Suppose i have:

x1 = [1, 3, 2, 4]


x2 = [0, 1, 1, 0]

with the same shape

now i want to "put x2 ontop of x1" and sum up all the numbers of x1 corresponding to the numbers of x2

so the end result is:

end = [1+4 ,3+2]  # end[0] is the sum of all numbers of x1 where a 0 was in x2

this is a naive implementation using list to further clarify the question

store_0 = 0
store_1 = 0
x1 = [1, 3, 4, 2]
x2 = [0, 1, 1, 0]
for value_x1 ,value_x2 in zip(x1 ,x2):
    if value_x2 == 0:
        store_0 += value_x1
    elif value_x2 == 1:
        store_1 += value_x1

so my question: is there is a way to implement this in numpy without using loops or in general just faster?

3 Answers

In this particular example (and, in general, for unique, duplicated, and groupby kinds of operations), pandas is faster than a pure numpy solution:

A pandas way, using Series (credit: very similar to @mcsoini's answer):

def pd_group_sum(x1, x2):
    return pd.Series(x1, index=x2).groupby(x2).sum()

A pure numpy way, using np.unique and some fancy indexing:

def np_group_sum(a, groups):
    _, ix, rix = np.unique(groups, return_index=True, return_inverse=True)
    return np.where(np.arange(len(ix))[:, None] == rix, a, 0).sum(axis=1)

Note: a better pure numpy way is inspired by @Woodford's answer:

def selsum(a, g, e):
    return a[g==e].sum()

vselsum = np.vectorize(selsum, signature='(n),(n),()->()')

def np_group_sum2(a, groups):
    return vselsum(a, groups, np.unique(groups))

Yet another pure numpy way is inspired by a comment from @mapf about using argsort(). That in itself already takes 45ms, but we may try something based on np.argpartition(x2, len(x2)-1) instead, since that takes only 7.5ms by itself on the benchmark below:

def np_group_sum3(a, groups):
    ix = np.argpartition(groups, len(groups)-1)
    ends = np.nonzero(np.diff(np.r_[groups[ix], groups.max() + 1]))[0]
    return np.diff(np.r_[0, a[ix].cumsum()[ends]])
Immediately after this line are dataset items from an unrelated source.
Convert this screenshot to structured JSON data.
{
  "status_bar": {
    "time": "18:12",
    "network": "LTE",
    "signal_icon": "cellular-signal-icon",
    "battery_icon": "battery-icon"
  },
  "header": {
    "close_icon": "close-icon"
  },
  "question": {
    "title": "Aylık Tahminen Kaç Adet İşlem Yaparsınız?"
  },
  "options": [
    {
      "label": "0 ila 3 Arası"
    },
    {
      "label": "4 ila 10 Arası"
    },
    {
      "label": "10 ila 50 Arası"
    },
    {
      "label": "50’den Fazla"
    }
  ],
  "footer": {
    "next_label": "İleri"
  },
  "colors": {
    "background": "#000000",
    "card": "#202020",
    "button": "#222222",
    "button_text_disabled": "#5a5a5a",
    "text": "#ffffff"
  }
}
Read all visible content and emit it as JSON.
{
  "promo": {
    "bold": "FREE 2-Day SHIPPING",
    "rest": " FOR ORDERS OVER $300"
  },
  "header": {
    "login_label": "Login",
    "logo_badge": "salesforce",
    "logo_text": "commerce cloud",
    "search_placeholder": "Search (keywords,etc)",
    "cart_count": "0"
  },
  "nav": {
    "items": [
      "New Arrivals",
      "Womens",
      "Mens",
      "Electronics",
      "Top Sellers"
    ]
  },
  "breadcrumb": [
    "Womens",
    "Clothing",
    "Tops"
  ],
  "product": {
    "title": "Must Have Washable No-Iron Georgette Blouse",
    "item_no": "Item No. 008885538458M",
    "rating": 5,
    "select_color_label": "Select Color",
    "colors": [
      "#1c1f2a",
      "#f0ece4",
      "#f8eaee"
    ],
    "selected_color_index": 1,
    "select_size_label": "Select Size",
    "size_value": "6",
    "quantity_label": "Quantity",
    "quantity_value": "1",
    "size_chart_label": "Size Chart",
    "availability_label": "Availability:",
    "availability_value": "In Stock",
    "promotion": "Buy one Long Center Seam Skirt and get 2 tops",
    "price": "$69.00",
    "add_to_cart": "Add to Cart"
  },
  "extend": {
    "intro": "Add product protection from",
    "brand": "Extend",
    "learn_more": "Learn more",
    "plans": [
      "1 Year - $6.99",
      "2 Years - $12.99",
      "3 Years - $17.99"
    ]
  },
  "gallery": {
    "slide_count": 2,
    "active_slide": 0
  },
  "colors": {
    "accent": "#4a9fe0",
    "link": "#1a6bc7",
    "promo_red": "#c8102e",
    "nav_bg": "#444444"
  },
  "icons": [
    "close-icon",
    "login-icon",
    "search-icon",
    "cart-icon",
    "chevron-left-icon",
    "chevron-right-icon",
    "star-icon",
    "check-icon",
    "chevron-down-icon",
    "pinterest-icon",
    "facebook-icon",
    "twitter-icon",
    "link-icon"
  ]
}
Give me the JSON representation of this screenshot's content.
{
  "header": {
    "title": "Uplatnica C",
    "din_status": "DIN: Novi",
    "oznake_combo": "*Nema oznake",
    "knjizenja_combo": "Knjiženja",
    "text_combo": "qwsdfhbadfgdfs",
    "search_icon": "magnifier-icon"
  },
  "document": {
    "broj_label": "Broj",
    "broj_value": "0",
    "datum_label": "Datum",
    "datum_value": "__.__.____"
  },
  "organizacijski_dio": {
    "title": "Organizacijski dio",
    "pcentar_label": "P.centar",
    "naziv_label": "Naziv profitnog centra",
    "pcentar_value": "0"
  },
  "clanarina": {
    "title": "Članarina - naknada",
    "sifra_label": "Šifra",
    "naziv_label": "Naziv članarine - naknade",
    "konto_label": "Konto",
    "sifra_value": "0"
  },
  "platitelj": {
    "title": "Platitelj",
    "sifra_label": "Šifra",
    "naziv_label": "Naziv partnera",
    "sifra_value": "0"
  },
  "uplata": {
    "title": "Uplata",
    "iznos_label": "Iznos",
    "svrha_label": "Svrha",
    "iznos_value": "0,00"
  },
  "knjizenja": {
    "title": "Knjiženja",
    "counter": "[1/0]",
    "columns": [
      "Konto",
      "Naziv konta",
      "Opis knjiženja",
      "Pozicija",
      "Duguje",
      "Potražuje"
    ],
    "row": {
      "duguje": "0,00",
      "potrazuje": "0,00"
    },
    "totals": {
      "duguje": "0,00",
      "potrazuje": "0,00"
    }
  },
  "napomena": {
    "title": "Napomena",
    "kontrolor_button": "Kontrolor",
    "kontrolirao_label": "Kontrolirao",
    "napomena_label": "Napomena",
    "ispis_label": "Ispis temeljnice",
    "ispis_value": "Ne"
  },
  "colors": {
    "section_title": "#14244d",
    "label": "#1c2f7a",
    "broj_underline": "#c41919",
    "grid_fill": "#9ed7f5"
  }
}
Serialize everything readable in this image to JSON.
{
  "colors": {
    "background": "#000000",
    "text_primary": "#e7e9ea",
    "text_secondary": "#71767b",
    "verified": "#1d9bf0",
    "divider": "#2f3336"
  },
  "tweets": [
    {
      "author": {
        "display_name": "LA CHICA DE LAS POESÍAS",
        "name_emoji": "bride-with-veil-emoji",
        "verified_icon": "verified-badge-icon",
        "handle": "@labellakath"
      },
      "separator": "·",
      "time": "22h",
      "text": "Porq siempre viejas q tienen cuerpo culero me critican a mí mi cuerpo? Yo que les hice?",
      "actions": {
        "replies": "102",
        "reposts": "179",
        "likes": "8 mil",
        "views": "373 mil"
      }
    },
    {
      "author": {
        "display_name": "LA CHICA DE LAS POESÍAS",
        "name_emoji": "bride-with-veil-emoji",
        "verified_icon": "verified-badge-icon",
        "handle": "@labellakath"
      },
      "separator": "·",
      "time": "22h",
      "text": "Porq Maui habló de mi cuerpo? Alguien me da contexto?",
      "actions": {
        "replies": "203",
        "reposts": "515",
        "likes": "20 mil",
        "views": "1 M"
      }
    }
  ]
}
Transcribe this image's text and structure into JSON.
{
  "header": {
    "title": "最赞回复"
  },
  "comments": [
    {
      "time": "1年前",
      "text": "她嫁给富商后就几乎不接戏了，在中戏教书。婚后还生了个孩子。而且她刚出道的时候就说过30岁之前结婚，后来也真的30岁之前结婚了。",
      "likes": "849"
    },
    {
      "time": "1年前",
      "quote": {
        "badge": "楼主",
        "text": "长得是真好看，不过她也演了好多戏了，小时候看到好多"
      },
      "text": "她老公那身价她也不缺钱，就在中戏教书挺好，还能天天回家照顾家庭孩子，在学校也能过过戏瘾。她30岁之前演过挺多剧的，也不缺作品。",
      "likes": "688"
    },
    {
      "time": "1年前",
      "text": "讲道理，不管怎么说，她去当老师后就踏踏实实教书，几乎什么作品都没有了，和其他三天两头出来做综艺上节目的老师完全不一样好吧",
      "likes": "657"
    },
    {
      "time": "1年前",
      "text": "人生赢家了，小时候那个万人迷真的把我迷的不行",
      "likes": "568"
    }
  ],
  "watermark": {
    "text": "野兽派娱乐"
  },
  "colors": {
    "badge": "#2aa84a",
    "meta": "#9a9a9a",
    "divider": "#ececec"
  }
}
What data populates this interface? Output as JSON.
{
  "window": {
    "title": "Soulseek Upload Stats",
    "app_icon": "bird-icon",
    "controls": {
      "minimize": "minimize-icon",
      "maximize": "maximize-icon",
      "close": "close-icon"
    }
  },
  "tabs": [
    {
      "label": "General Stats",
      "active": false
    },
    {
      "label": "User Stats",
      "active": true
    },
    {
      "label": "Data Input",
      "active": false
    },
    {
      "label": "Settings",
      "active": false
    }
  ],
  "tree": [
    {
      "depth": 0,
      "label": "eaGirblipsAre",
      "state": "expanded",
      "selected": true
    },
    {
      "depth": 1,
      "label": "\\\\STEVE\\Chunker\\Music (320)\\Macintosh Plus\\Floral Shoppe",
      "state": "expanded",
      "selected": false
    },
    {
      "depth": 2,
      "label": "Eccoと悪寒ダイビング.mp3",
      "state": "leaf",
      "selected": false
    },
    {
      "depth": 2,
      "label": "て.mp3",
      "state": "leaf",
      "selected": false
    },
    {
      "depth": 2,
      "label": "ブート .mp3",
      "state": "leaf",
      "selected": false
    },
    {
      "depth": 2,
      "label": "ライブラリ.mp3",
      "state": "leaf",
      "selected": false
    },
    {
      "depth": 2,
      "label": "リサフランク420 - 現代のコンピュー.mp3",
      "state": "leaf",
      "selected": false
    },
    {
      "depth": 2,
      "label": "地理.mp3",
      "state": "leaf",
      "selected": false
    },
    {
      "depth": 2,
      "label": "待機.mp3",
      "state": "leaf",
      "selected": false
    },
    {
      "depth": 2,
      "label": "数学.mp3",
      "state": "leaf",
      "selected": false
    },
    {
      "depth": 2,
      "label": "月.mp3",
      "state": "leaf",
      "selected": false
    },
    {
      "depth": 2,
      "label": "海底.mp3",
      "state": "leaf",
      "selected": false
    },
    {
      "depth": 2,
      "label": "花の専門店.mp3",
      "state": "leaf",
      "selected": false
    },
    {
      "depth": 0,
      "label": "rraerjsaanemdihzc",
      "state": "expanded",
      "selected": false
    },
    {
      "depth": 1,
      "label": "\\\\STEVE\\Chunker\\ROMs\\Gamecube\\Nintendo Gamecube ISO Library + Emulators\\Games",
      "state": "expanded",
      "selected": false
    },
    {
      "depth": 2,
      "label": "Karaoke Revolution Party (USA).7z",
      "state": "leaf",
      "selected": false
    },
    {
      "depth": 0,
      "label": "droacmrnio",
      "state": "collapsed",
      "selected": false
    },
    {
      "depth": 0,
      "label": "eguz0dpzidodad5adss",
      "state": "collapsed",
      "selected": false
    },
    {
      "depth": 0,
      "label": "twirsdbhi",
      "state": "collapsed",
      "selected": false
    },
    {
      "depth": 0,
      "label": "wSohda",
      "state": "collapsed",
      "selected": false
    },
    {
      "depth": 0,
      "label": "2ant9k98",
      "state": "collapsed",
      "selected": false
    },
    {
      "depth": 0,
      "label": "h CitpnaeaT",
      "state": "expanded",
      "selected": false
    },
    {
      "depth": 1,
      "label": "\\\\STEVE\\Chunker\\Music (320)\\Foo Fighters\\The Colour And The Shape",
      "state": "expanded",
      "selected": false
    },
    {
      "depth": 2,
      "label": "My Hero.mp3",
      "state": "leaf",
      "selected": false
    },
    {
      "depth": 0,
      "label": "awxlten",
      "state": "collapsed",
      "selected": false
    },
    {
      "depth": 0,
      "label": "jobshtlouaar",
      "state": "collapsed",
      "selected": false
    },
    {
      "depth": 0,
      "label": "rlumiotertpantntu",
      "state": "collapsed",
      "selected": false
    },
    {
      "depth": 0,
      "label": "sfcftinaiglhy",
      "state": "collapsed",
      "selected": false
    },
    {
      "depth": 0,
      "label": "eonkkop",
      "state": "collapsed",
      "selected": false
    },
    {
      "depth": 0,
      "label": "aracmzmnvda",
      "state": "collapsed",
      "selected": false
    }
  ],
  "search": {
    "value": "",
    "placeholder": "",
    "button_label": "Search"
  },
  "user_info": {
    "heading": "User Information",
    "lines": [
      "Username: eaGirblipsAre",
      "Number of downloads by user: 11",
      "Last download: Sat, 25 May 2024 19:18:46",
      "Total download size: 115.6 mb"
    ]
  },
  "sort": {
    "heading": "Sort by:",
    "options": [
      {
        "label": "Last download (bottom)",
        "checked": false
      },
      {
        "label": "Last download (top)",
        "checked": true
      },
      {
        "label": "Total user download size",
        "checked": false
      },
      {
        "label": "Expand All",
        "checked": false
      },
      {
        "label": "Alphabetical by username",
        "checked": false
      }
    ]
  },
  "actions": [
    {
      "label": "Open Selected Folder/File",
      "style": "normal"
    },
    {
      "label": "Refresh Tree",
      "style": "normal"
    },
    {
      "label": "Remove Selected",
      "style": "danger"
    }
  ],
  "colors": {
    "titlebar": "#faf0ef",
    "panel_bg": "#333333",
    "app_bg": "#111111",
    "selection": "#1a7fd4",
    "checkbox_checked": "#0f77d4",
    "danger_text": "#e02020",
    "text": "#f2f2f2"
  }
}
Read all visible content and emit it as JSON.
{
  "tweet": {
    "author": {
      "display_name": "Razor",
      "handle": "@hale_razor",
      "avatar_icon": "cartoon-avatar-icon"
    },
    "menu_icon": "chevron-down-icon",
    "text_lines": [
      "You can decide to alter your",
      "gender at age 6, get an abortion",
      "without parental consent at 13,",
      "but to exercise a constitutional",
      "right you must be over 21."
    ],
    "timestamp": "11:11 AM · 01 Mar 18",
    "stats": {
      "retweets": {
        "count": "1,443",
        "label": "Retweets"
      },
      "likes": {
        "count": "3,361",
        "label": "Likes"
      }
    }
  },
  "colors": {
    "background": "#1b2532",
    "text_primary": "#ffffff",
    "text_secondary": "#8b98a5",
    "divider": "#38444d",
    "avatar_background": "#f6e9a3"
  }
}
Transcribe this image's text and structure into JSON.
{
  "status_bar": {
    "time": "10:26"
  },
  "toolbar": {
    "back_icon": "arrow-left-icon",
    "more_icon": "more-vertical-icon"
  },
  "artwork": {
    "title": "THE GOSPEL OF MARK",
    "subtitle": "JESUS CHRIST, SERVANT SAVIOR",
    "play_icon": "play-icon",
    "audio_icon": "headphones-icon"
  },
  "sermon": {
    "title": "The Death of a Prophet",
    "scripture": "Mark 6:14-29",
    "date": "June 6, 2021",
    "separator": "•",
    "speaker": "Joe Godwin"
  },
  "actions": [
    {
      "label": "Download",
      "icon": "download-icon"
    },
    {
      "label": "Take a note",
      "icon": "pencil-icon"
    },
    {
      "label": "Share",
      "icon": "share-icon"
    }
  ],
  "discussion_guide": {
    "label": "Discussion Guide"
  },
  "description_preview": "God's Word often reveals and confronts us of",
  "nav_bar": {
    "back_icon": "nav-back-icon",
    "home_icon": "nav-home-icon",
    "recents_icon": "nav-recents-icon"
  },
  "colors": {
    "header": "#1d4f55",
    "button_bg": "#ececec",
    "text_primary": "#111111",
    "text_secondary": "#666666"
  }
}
(Slightly modified) example

x1 = np.array([1, 3, 2, 4, 8])  # I added a group for sake of generality
x2 = np.array([0, 1, 1, 0, 7])

>>> pd_group_sum(x1, x2)
0    5
1    5
7    8

>>> np_group_sum(x1, x2)  # and all the np_group_sum() variants
array([5, 5, 8])


n = 1_000_000
x1 = np.random.randint(0, 20, n)
x2 = np.random.randint(0, 20, n)

%timeit pd_group_sum(x1, x2)
# 13.9 ms ± 65.6 µs per loop (mean ± std. dev. of 7 runs, 100 loops each)

%timeit np_group_sum(x1, x2)
# 171 ms ± 129 µs per loop (mean ± std. dev. of 7 runs, 10 loops each)

%timeit np_group_sum2(x1, x2)
# 66.7 ms ± 19.4 µs per loop (mean ± std. dev. of 7 runs, 10 loops each)

%timeit np_group_sum3(x1, x2)
# 25.6 ms ± 41.3 µs per loop (mean ± std. dev. of 7 runs, 10 loops each)

Going via pandas is faster, in part because of numpy issue 11136.

>>> x1 = np.array([1, 3, 2, 7])
>>> x2 = np.array([0, 1, 1, 0])
>>> for index in np.unique(x2):
>>>     print(f'{index}: {x1[x2==index].sum()}')
0: 8
1: 5
>>> # or in one line
>>> [(index, x1[x2==index].sum()) for index in np.unique(x2)]
[(0, 8), (1, 5)]
Would a pandas one-liner be ok?

store_0, store_1 = pd.DataFrame({"x1": x1, "x2": x2}).groupby("x2").x1.sum()

Or as a dictionary, for arbitrarily many values in x2:

pd.DataFrame({"x1": x1, "x2": x2}).groupby("x2").x1.sum().to_dict()


{0: 5, 1: 5}